Matthias: Le personnage de Rutger Hauer est
indestructible parce qu’il est une idée - et une idée est à l’épreuve des
balles ! (autre citation…) Le choix de ne donner aucune psychologie à cet
autostoppeur mystérieux permet toutes les projections, et surtout nous évite
toute rationalisation de ses motifs. Il y a sans doute dans un tel personnage
quelque chose qui résiste à l’air du temps. J’évoquais au sujet de It
Follows la difficulté de « tenir » une angoisse dans forme,
caractère propre du cinéma d’horreur. Nous l’avions également évoqué au sujet
d’Alien ou de The Thing il y a quelque années, quant aux choix
plastiques opérés. Hitcher participe de ce même motif, mais dans sa
narration : l’autostoppeur n’a certes qu’une forme plastique, celle assez
mystérieuse de Rutger Hauer. Mais dans un film à la grammaire assez habituelle
du road-movie, et à celle qui le devenait en 1986 du survival, Robert Harmon
fait le choix de laisser dans l’opacité complète les éléments psychologiques
qui pourraient « en rajouter » à son récit. Pas de raisons, pas de
motifs, pas de psychologie, mais un face-à-face qui va venir se nourrir de toutes
ces carences, jusqu’au dénouement final. Une histoire passionnelle, au fond,
non d’amour, mais d’une haine qui n’est jamais complètement éloignée de la
dévotion. Cette idée, finalement éminemment plastique, et de cinéma
véritablement, n’a pas même besoin vraiment d’un récit. On suit l’histoire de
Jim sans jamais vraiment s’intéresser à la plausibilité du parcours de son
bourreau, toujours là quand il faut, omniscient, voire omnipotent. Une idole
mauvaise et pugnace, à la perversité dynamique, c’est-à-dire qui permet le
mouvement, motif obligatoire du genre du road-movie. Est-ce le wilderness, ce
caractère typiquement américain, qui s’agite là, dans une forme
« pure » ? Quelque chose de l’ordre de notre fascination pour ce pays
construit sur le désert de toute humanité, avec la violence pour premier agent
? Peut-être cet autostoppeur, et sa victime, presque consentante à la fin du
film, ne sont-ils finalement qu’une certaine idée de l’Amérique…

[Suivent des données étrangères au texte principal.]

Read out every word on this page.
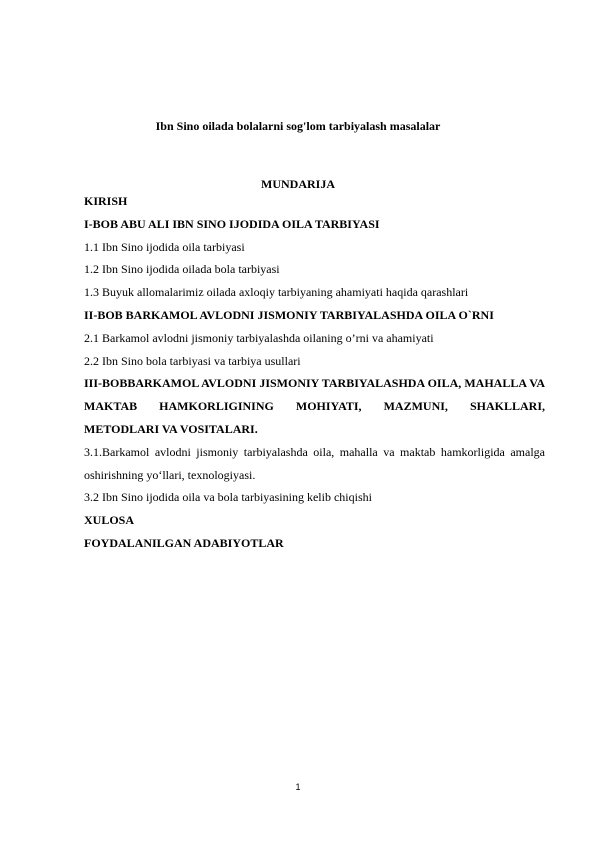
Ibn Sino oilada bolalarni sog'lom tarbiyalash masalalar
MUNDARIJA

KIRISH

I-BOB ABU ALI IBN SINO IJODIDA OILA TARBIYASI

1.1 Ibn Sino ijodida oila tarbiyasi

1.2 Ibn Sino ijodida oilada bola tarbiyasi

1.3 Buyuk allomalarimiz oilada axloqiy tarbiyaning ahamiyati haqida qarashlari

II-BOB BARKAMOL AVLODNI JISMONIY TARBIYALASHDA OILA O`RNI

2.1 Barkamol avlodni jismoniy tarbiyalashda oilaning o’rni va ahamiyati

2.2 Ibn Sino bola tarbiyasi va tarbiya usullari

III-BOBBARKAMOL AVLODNI JISMONIY TARBIYALASHDA OILA, MAHALLA VA MAKTAB HAMKORLIGINING MOHIYATI, MAZMUNI, SHAKLLARI, METODLARI VA VOSITALARI.

3.1.Barkamol avlodni jismoniy tarbiyalashda oila, mahalla va maktab hamkorligida amalga oshirishning yo‘llari, texnologiyasi.

3.2 Ibn Sino ijodida oila va bola tarbiyasining kelib chiqishi

XULOSA

FOYDALANILGAN ADABIYOTLAR

1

Chef de Gare:.. ou de l'homme. Pour moi, le hitcher ne peut pas
mourir tant qu'il n'a pas fait de Jim un homme. D'ailleurs le début du film
présente le garçon presque comme une image d'épinal americana du teenager tout
juste émancipé: entamant une longue traversée du pays, faisant référence au
bons préceptes de sa maman, tout en prouvant par ses actes qu'il veut se
montrer capable de s'y opposer, et d'un aspect très juvénile. Le début du film est
superbe- le décor du désert est
superbement photographié, mais je ne dirais pas, avec toi, que le film a
quelque chose du road-movie, ni que le paysage y joue vraiment un rôle. Je le
vois plutôt comme un non-lieu, un espace permettant au récit de se déployer à
un niveau presque psychanalytique- les personnages incarnant des pulsions ou
des interdits- le rôle des différents policiers croisés par exemple. Comme dans
la scène, encore une fois incroyable- dans laquelle il laissent tranquillement
Jim négocier la vie de Nash. Et échouer ! Encore une image littéral: Le hitcher
déchire la jeune fille en reprochant au jeune garçon qui aurait du le faire son
impuissance... La puissance de la mise en scène, et la limpidité de ce que les
images nous racontent, en fait, sot si grandes que toutes les invraisemblances
du récit passent comme une lettre à la poste.
Tu dis aussi que le hitcher
permet le mouvement- et donc le road-movie, mais est-ce que le film est une
vraie poursuite ? on a plutôt le sentiment d'un faux mouvement, et que les
personnages, comme dans ces cauchemars où l'on court sur place sans parvenir à
se déplacer, ne font que tourner en rond: les restaus routiers et les stations
essence se ressemblent tous, la route est toujours droite, et la pulsion toujours
tapie dans un coin !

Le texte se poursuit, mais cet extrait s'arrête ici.